## maximum likelihood on negative binomial

**E**stimating both parameters of a negative binomial distribution NB(N,p) by maximum likelihood sounds like an obvious exercise. But it is not because some samples lead to degenerate solutions, namely p=0 and N=∞… This occurs when the mean of the sample is larger than its empirical variance, s²>x̄, not an impossible instance: I discovered this when reading a Cross Validated question asking about the action to take in such a case. A first remark of interest is that this only happens when the negative binomial distribution is defined in terms of failures (since else the number of *successes* is bounded). A major difference I never realised till now, for estimating N is not a straightforward exercise. A second remark is that a negative binomial NB(N,p) is a Poisson compound of an LSD variate with parameter p, the Poisson being with parameter η=-N log(1-p). And the LSD being a power distribution p^{k}/k rather than a psychedelic drug. Since this is not an easy framework, Adamidis (1999) introduces an extra auxiliary variable that is a truncated exponential on (0,1) with parameter -log(1-p). A very neat trick that removes the nasty normalising constant on the LSD variate.

“Convergence was achieved in all cases, even when the starting values were poor and this emphasizes the numerical stability of the EM algorithm.” K. Adamidis

Adamidis then constructs an EM algorithm on the completed set of auxiliary variables with a closed form update on both parameters. Unfortunately, the algorithm only works when s²>x̄. Otherwise, it gets stuck at the boundary p=0 and N=∞. I was hoping for a replica of the mixture case where local maxima are more interesting than the degenerate global maximum… (Of course, there is always the alternative of using a Bayesian noninformative approach.)

October 7, 2015 at 3:13 am

Shouldn’t this problem be just as hard for (reference) Bayes? I did look at some point and I don’t remember seeing an overabundance of literature estimating the overdispersion parameter.

And I thought that an easier representation was as a poisson with a gamma rate (or maybe inverse rate) parameter… I don’t think I’ve ever heard of an LSD before!

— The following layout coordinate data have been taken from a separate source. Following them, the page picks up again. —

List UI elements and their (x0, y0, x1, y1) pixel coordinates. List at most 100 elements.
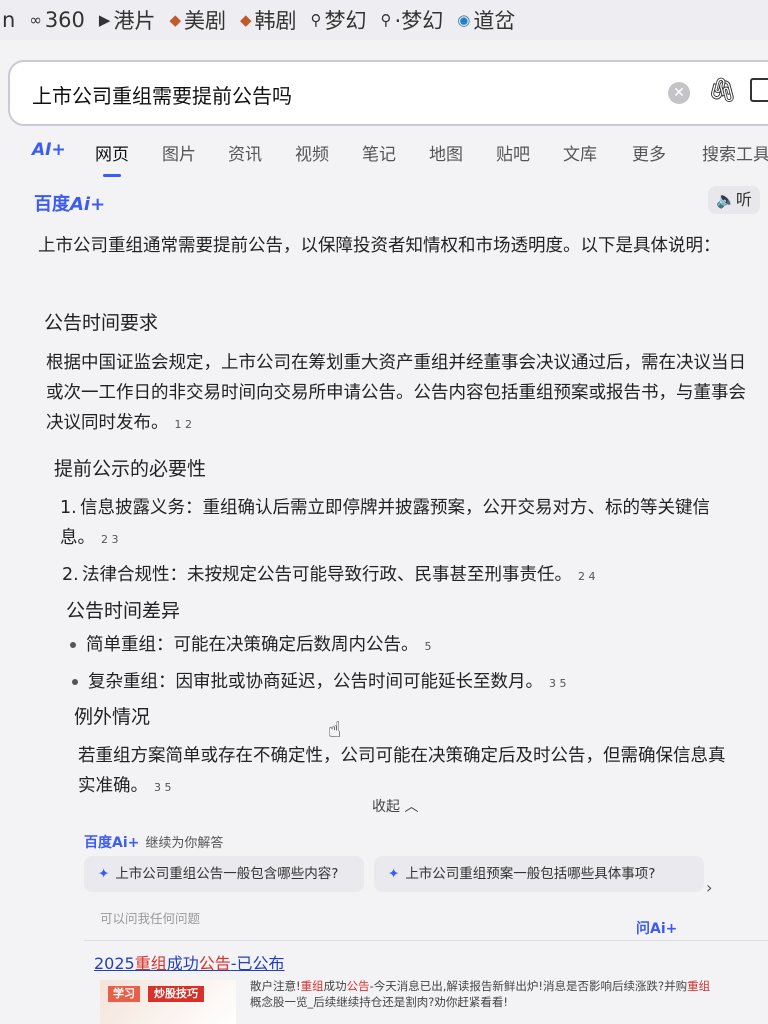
hand-cursor-icon: ☝ (328, 718, 342, 743)
bookmark-n[interactable]: n (2, 8, 15, 32)
list-item-text: 因审批或协商延迟，公告时间可能延长至数月。 (175, 672, 544, 692)
clear-icon[interactable]: ✕ (668, 82, 690, 104)
infinity-icon: ∞ (29, 11, 42, 29)
bookmark-label: 美剧 (184, 9, 226, 33)
title-keyword: 重组 (134, 954, 167, 973)
chevron-right-icon[interactable]: › (706, 878, 712, 897)
section-heading: 提前公示的必要性 (54, 458, 207, 480)
brand-text: 百度Ai+ (84, 835, 140, 851)
list-item: 2. 法律合规性：未按规定公告可能导致行政、民事甚至刑事责任。 2 4 (62, 560, 742, 592)
desc-text: 概念股一览_后续继续持仓还是割肉?劝你赶紧看看! (250, 995, 508, 1009)
section-body-text: 若重组方案简单或存在不确定性，公司可能在决策确定后及时公告，但需确保信息真实准确… (78, 746, 726, 796)
title-text: -已公布 (230, 954, 285, 973)
suggestion-text: 上市公司重组公告一般包含哪些内容? (115, 866, 339, 882)
list-item-title: 复杂重组： (88, 672, 176, 692)
bookmark-hk-movies[interactable]: ▶ 港片 (99, 5, 156, 35)
list-item: 简单重组：可能在决策确定后数周内公告。 5 (70, 630, 730, 662)
bookmark-menghuan-2[interactable]: ⚲ ·梦幻 (381, 5, 444, 35)
list-item: 复杂重组：因审批或协商延迟，公告时间可能延长至数月。 3 5 (72, 667, 732, 699)
search-input[interactable]: 上市公司重组需要提前公告吗 (32, 80, 292, 109)
desc-keyword: 重组 (300, 979, 324, 993)
reference-markers[interactable]: 1 2 (175, 410, 193, 440)
bookmark-label: n (2, 8, 16, 32)
suggestion-chip[interactable]: ✦ 上市公司重组公告一般包含哪些内容? (84, 856, 364, 892)
search-icon: ⚲ (310, 11, 322, 29)
continue-label: 继续为你解答 (145, 836, 224, 851)
list-item-title: 信息披露义务： (80, 498, 203, 518)
ask-input[interactable]: 可以问我任何问题 (100, 908, 200, 927)
reference-markers[interactable]: 3 5 (154, 773, 172, 803)
section-body: 若重组方案简单或存在不确定性，公司可能在决策确定后及时公告，但需确保信息真实准确… (78, 741, 728, 803)
title-keyword: 公告 (198, 954, 231, 973)
result-thumbnail[interactable]: 学习 炒股技巧 (100, 980, 236, 1024)
tab-more[interactable]: 更多 (632, 140, 666, 165)
thumbnail-badge: 学习 (108, 986, 140, 1002)
list-item-text: 未按规定公告可能导致行政、民事甚至刑事责任。 (187, 565, 572, 585)
tab-ai[interactable]: AI+ (32, 140, 66, 160)
list-item-title: 法律合规性： (82, 565, 187, 585)
tab-search-tools[interactable]: 搜索工具 (702, 140, 768, 165)
section-heading: 例外情况 (74, 706, 151, 728)
ask-ai-button[interactable]: 问Ai+ (636, 918, 677, 938)
bookmark-us-drama[interactable]: ◆ 美剧 (169, 5, 226, 35)
suggestion-text: 上市公司重组预案一般包括哪些具体事项? (405, 866, 656, 882)
tab-map[interactable]: 地图 (429, 140, 463, 165)
tab-news[interactable]: 资讯 (228, 140, 262, 165)
tab-video[interactable]: 视频 (295, 140, 329, 165)
result-title-link[interactable]: 2025重组成功公告-已公布 (94, 950, 285, 974)
bullet-icon (72, 679, 78, 685)
list-number: 1. (60, 498, 77, 518)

October 7, 2015 at 8:37 am

I presume that 1/m² or 1/m³ should be decreasing fast enough to counter the explosive behaviour of the likelihood. Obviously, most obviously, using some prior information is preferable when available.

October 7, 2015 at 11:45 am

I actually worked out the PC prior for this at some point (the KL distance is not analytic, but it’s pretty easy to compute), the problem was that the calibration needed to depend on the mean, which didn’t make it fantastically useful in a GLM setting.